Not too long ago, there were thought to be around 60,000 Jews living in Yemen. However, over the past few decades a combination of factors including the appeal of emigration to Israel, conflict, and anti-Semitism, have led many of Yemen's Jews to flee the country. Current estimate suggest there might be 100 Jews left in Yemen, at best.

Now, an Israeli member of parliament is saying that the remaining members of Yemen's Jewish community have reached out to him to say that the Houthi-led government has told them to “convert or leave the state."

"We need to act fast to get them out and we will do that, God willing,” Ayoub Kara, a Druze lawmaker with the right-wing Likud party, told the Jerusalem Post. Kara says that he had been contacted by a Yemenite Jew who had escaped the country by pretending to be a Muslim.

Yemen is in the midst of a civil war that the United Nations says has killed over 2,300 over six months. The capital of Sanaa is currently held by a group called the Houthis, a Shiite rebel group that originated from northwestern Yemen's Saada province and toppled the U.S.-backed government earlier this year. Since May, the Houthis have faced a Saudi-led coalition that supports exiled President Abed Rabbo Mansour Hadi.

Inspired by Iran, the regional Shiite power accused of backing the Houthi rebels, the Yemeni group have used anti-Semitism as a rallying cry for over a decade. “Death to America, death to Israel, damnation to the Jews," goes a slogan widely used by the Houthis, though the Houthis themselves have suggested that no one should worry about it.
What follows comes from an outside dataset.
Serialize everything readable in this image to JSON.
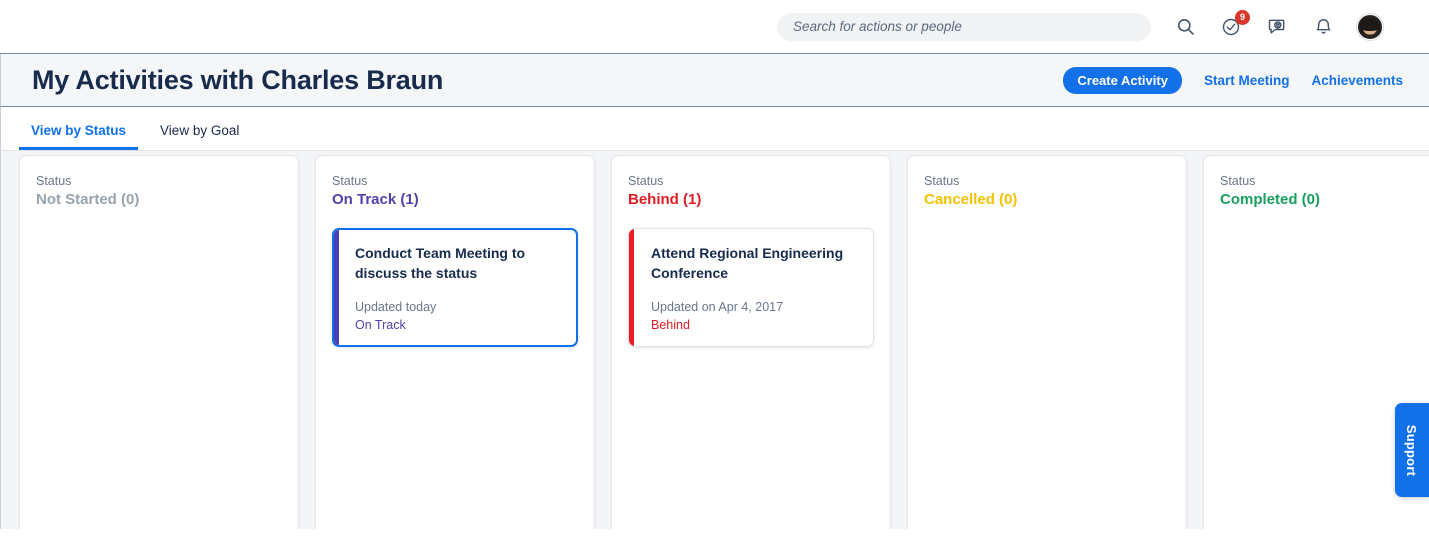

Earlier this year, the New York Times' Rod Nordland said that when he talked to a Houthi leader, he was told it was "just a slogan, we don't mean it literally." Houthi authorities have said that their problem is with Israel, not with the Jews who live in Yemen.

Yemen's Jewish community have a history in southern Arabia that stretches back to the time of King Solomon. After the rise of Islam, they appeared to have a tenuous though mostly peaceful relationship with their Muslim neighbors, though there were periods of violence and pogroms. Following the creation of Israel in 1948 there were anti-Semitic riots in the southern Yemen port of Aden. Over the next few years, British and American planes transported tens of thousands of Jews out of the country for a new life in Yemen: The mission was nicknamed Operation Magic Carpet ride.

In the years that followed, many other Jews left the country, fleeing not only persecution but also the chaos and fighting that flared up in the country. According to Charles Schmitz, a professor of geography at Towson University and an expert on Yemen, most of the Jews that remained in the country lived in the far north, near the Houthis traditional power base, without too much friction. However, as the conflict in Yemen intensified over the past 15 years, the Houthis developed a "rigid religious ideology," Schmitz explains.

As The Post's Sudarsan Raghavan wrote in 2009, when the Houthi rebels began their fight against the government in the early 2000s, they would often target Jewish property. In 2007, the Jewish community in Saada say they were sent an ultimatum:  "You should leave the area, or we will kidnap you and slaughter you," is how one rabbi described it. A number of members of the Jewish community were killed. Ali Abdullah Saleh, then the president of Yemen, stepped in to help the Jews in Yemen's north, relocating them at government expense to a gated community known as Tourist City near Sanaa.

When Saleh was toppled from power in 2012, some Jews expressed fears for their future. "He ran Yemen like a fiefdom, he neglected people and stole natural resources, but as a Jew my family and I were protected by him," Suleiman Habib, one of the small number of Jews remaining in Tourist City, told Time Magazine. Saleh does still remains a powerful force in Yemen. However, in the chaotic Yemen of 2015, he has found himself allied with the Houthis: He himself comes from the same Zaydi Shiite sect that forms a key part of the Houthi identity. A spokesperson for Saleh's office told the Jerusalem Post that Kara's concerns about Yemen's Jews were unfounded.

Schmitz says that while the Houthis do tend to treat their anti-Semitic chants as largely rhetorical, he would not be surprised if a commander in the Houthis had made a threat against Yemen's Jews. However, he said it may also be possible that another party made the threat in a bid to discredit the Houthis. It's even possible, Schmitz says, that "the Jews of Yemen could have made the call themselves, accusing the Houthi in order to get themselves out of a war zone."

For Kara, however, the plea is evidence that the Jewish Agency, an organization responsible for bringing Jews in the diaspora to Israel, isn't doing enough for Yemen's Jews. Kara told the Jerusalem Post that he is meeting with Israeli Prime Minister Benjamin Netanyahu and others to see what more can be done to help Yemen's Jews. “The whole world ought to know that there is a problem with the Houthis," he said.